Sunday, June 24, 2012

Best Life Ever

The other day my friend Alexandra told me that she is thinking of writing a blog about art, fittingly since she is an artist, but that she needed to think more about what exactly she wanted to write.  Jokingly, though somewhat seriously, I told her to write about me.  After all, I am despairingly gorgeous and well-formed.  She laughed and laughed, because I'm hilarious, and then asked if I now think of myself as a work of art.  My reply was: "No, I've always thought of myself as a work of art."  Unfortunately for the ladies my being a work of art has nothing to do with my appearance, however.  Rather my life is the work of art.

Oscar Wilde is famous for many sayings in which he states that life is the greatest work of art possible; too many sayings, in fact, because I simply could not choose one to include here (if I were honest I'd say that my weekend has been exhausting, in the best way possible, and now I'm simply too tired to remember any of his quotations).  In general Wilde's most well-known statement that life is a work of art is the entirety of The Picture of Dorian Gray, where Dorian's life literally transforms the portrait made of him.  What makes Dorian so intriguing is that he had been, according to Wilde, absolutely beautiful in his visage and in his innocent soul... and then his vanity destroys his portrait, which originally had been a great work of art.  The lesson: there is more to beauty than physical beauty and, let's not forget this part, that we should be aware of how artistic our very lives are.

People from all walks of life learn the same lesson, whether they acknowledge it or not.  Training to be a pastor for two years I heard many professors and books tell me, rightly so, that I had to present a certain figure to the congregation: if I wanted to be listened to, I had to present myself as an authority, as a person of integrity and honor, as a holy person, etc., even if I weren't any of those things.  Successful business-people know this well: no one rises to the top without intentionally presenting themselves as someone who will rise to the top.
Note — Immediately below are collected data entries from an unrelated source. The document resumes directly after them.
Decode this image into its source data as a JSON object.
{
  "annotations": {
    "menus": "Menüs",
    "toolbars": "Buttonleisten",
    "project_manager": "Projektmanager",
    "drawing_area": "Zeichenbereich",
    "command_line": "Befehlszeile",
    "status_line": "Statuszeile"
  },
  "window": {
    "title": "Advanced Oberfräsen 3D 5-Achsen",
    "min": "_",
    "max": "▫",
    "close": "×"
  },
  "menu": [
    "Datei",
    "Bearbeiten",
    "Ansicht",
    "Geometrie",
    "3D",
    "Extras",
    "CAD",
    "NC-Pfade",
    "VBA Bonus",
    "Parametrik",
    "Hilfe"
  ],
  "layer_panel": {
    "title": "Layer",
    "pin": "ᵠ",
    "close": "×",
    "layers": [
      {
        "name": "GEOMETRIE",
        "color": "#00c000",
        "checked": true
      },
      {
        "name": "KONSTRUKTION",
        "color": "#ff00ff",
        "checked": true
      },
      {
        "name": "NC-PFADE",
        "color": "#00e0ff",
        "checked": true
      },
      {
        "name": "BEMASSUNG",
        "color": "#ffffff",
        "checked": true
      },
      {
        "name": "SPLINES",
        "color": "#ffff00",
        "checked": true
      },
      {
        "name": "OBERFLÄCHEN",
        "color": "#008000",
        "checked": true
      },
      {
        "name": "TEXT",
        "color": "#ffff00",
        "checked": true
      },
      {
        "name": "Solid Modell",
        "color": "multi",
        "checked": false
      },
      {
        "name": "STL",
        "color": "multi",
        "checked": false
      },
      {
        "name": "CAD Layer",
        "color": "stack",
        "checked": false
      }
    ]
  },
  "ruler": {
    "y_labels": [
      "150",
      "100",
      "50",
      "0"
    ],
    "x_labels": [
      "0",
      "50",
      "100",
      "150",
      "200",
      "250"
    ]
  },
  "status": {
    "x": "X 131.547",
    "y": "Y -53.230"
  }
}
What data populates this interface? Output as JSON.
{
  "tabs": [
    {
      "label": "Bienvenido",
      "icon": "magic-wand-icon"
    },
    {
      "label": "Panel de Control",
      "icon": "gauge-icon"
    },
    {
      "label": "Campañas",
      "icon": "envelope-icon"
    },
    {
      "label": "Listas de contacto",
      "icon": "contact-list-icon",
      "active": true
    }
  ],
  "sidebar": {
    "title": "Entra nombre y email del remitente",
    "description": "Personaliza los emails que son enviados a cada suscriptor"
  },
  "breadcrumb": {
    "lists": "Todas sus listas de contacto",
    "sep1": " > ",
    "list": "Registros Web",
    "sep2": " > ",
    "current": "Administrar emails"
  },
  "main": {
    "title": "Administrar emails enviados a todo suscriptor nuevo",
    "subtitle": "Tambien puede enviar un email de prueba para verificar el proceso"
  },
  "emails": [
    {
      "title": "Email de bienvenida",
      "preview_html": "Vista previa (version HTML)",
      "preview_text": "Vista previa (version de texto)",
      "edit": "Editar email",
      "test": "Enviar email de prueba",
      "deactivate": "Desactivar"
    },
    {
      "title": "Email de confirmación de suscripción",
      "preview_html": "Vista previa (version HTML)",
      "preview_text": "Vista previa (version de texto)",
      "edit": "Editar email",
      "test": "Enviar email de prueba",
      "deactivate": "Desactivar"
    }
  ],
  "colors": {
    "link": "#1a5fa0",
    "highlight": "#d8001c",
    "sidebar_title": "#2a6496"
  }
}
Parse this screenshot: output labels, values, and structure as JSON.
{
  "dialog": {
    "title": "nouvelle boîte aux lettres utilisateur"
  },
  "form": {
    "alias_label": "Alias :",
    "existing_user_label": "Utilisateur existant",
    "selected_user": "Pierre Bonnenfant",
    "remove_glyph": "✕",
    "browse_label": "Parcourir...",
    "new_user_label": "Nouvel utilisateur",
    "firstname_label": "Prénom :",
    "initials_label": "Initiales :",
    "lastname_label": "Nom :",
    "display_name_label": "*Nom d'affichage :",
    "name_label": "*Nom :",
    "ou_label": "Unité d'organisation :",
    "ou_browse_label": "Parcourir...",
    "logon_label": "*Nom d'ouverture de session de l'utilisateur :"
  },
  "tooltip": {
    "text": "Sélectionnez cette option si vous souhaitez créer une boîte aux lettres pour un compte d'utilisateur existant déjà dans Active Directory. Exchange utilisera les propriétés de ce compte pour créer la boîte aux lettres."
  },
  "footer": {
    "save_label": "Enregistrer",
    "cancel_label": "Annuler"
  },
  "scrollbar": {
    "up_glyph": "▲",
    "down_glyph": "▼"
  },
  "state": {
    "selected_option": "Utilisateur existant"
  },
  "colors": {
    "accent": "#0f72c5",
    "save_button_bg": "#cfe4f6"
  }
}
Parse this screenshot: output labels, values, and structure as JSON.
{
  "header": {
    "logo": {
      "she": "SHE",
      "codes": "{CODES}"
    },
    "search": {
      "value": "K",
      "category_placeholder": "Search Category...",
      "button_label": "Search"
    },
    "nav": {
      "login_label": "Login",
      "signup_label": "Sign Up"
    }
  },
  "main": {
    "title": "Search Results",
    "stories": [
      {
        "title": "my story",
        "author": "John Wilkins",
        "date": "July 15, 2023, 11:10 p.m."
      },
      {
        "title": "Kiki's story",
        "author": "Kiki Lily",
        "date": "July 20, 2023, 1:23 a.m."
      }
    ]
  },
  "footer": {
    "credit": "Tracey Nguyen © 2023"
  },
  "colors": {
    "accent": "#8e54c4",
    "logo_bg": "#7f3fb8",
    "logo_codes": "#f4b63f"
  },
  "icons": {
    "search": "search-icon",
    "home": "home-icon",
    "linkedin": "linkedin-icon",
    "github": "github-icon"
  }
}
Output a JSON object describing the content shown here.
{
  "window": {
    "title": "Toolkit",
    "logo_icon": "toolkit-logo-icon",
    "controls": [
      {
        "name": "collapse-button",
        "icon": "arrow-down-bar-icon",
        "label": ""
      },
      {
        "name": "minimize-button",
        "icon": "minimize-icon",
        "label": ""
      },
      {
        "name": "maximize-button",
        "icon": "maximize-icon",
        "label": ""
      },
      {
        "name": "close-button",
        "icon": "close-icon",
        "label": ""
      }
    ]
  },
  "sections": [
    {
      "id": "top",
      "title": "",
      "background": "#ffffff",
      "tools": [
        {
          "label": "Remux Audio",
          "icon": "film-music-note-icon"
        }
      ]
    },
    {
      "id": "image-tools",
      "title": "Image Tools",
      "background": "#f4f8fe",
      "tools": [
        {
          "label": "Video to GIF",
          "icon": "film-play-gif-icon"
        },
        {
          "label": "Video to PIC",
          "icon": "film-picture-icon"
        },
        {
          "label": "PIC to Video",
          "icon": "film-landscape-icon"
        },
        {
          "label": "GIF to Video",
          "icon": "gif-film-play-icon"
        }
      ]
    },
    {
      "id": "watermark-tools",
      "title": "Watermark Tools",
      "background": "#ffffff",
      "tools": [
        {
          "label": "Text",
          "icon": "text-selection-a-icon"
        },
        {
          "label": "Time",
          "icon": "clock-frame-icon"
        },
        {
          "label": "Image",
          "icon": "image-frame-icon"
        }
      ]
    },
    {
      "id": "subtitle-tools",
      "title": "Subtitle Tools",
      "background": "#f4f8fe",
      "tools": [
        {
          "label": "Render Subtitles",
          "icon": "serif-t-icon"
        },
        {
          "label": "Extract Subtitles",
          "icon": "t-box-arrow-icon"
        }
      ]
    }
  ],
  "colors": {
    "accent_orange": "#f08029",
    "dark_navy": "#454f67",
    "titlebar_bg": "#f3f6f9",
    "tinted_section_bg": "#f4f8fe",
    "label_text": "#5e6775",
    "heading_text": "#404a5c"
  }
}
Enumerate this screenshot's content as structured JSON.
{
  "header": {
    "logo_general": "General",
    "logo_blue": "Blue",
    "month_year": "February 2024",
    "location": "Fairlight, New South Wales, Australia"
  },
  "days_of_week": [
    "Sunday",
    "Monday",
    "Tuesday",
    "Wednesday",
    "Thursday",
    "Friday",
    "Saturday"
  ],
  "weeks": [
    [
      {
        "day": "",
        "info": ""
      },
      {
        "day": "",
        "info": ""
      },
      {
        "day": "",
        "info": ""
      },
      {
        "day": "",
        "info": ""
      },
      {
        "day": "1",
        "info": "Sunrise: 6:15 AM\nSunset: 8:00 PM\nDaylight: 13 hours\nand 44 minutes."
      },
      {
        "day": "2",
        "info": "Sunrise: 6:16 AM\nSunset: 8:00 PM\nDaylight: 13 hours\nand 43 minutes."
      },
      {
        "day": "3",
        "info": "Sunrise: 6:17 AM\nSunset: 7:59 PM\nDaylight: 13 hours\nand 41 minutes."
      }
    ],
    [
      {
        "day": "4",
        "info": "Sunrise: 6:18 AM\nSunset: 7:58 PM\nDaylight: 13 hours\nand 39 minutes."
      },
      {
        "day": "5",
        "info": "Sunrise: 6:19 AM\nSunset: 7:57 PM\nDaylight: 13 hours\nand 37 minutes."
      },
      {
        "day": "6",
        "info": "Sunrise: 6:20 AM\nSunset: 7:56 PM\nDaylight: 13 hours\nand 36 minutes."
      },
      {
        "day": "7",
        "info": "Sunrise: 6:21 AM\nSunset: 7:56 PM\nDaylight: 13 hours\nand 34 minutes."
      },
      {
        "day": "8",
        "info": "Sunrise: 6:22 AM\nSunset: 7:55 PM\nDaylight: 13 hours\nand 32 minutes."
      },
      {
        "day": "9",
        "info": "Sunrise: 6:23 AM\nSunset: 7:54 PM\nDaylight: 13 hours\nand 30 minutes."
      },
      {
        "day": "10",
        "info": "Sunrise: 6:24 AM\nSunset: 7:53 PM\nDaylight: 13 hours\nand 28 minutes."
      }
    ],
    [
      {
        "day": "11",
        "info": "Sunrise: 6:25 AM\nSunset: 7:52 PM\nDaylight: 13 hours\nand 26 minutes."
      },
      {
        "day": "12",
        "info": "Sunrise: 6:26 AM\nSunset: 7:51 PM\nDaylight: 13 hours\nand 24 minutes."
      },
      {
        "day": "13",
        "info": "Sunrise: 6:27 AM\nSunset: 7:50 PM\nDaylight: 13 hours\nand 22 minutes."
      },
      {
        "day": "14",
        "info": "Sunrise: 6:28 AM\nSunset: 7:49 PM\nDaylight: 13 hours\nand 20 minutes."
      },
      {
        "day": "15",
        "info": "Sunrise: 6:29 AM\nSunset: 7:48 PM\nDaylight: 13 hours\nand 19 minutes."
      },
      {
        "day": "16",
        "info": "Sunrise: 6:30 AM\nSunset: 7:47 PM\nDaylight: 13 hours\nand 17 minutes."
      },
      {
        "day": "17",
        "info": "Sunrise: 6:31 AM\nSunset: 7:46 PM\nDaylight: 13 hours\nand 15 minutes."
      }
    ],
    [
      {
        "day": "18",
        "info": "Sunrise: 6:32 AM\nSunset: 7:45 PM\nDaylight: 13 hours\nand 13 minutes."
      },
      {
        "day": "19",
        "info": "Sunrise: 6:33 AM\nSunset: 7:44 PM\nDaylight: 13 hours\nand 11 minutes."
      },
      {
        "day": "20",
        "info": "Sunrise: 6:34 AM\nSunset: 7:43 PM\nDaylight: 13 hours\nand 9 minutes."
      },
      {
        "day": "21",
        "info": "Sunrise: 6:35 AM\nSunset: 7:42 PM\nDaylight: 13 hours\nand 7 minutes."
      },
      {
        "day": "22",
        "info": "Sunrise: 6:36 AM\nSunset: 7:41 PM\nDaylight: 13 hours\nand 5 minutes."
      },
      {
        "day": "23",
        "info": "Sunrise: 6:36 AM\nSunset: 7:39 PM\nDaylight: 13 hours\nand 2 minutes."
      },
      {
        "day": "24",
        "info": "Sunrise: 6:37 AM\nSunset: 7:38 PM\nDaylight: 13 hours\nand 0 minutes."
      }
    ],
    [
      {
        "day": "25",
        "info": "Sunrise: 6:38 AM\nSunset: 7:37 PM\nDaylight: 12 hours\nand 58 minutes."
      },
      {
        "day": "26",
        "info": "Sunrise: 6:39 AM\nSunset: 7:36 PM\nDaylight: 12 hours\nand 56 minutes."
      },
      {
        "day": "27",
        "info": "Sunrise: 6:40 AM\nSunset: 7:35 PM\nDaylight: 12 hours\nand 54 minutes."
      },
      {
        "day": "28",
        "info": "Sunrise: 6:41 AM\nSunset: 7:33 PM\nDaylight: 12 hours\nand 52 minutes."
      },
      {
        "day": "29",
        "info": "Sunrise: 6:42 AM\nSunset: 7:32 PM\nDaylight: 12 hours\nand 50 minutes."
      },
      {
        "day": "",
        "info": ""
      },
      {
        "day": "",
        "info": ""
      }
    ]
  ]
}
Part of the trick, then, to being a good and/or successful writer, is to present to an audience an intriguing work of art as my life.  We read books of authors who have had strange life stories almost without considering whether the book is good or not, we just want to see what the strange person has to say.  Replace "strange" with a whole host of other appealing words and you get the same effect.  Mysterious and hilarious are two words that I use.  The bottom line is that if I want people to read my super intelligent works, I need my life itself to be a work of art worth looking at.  It's a hard task, but if anyone can do it I think it would be me.  I'm still the best thing ever.  Soon I will also have the best life ever.